Fareli Köyün Kavalcısı

Uzun zaman evvel uzak diyarlardan birinde bir köy varmış. Köyde yaşayan insanların en büyük problemi farelermiş. Ay aman fare! Her mutfakta bu sözleri duymak mümkünmüş. Kilerde ve ambarlarda her şeyi yiyip hiç yiyecek bırakmıyorlarmış.

Bazen fareler sürüler halinde insanlara da saldırıyor, insanları yere bile düşürebiliyormuş. Dükkanları da istila ediyorlarmış. Esnaf süpürgelerle onları kovmaya çalışıyormuş. Ama fareler sanki insanlarla alay ediyormuş.

Köy halkı bu musibetten kurtulmak için tüm kedileri getirmiş. Fakat fareler öyle saldırganmış ki, fareler kedilerden değil, kediler farelerden kaçıyormuş. İnsanlar arasında en çok şu konuşmalar geçmekteymiş.

Üç günden beri hiçbir şey yiyemedik, açlıktan öleceğiz, seni duyamıyorum, fareler çok gürültü yapıyor.

Köy sakinleri Pazar yerinde toplanmış, bu meseleye çare aramaya çalışmış. Sonunda köyün muhtarına gidip şikayet etmeye karar vermişler. Muhtar tombul ve güler yüzlü bir adammış. Köylüyü çok severmiş ama onun da bu sorunu çözmek için aklına bir şey gelmiyormuş.

Köyün muhtarı olarak bu soruna bir çözüm bulmalısınız diye bağırmış köylüler.
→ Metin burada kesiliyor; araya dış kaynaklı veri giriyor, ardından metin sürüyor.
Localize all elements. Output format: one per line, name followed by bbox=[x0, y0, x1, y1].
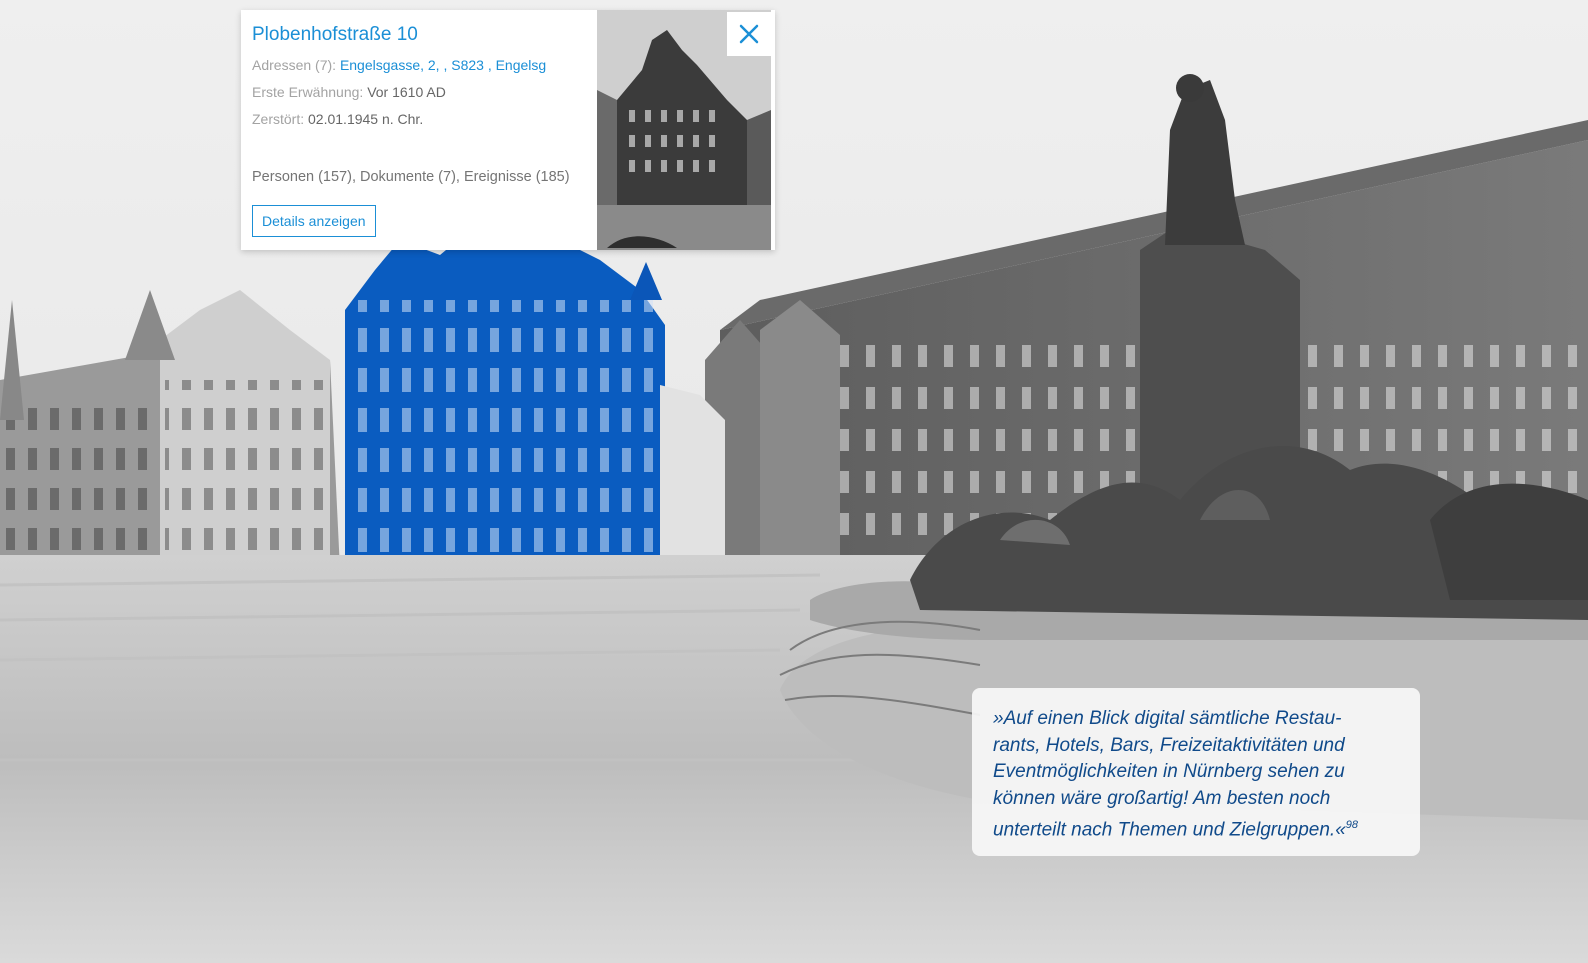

O sırada güzel bir kaval sesi duyulmuş. Köy muhtarı hiddetlenmiş. Biz burada büyük bir sorunla uğraşırken kim kaval çalıyor diye bağırmış.

Kavalı çalan benim demiş. Dost görünen tuhaf giyimli genç adam.

Muhtara, gördüğüm kadarıyla zor durumdasınız. Sizi bu farelerden kurtarabilirim demiş.

Köy muhtarı da bu kavalla mı diye yanıtlamış. Delikanlı yüzünde tuhaf bir gülümsemeyle, evet fareleri büyüleyip köyünüzden uzaklaştırabilirim demiş. Bu ilginç tavırlı, kaval çalan genç çok güvenilir görünüyormuş. Tüm köy halkı ona inanmış.

Köy muhtarı, tamam bir dene bakalım demiş. Eğer başarırsam karşılığında bin altın isterim diye yanıt vermiş Kavalcı. Muhtar da bu çok fazla asla olmaz diye karşı çıkmış. İyi o zaman hoşça kalın diyerek yürümeye başlamış Kavalcı.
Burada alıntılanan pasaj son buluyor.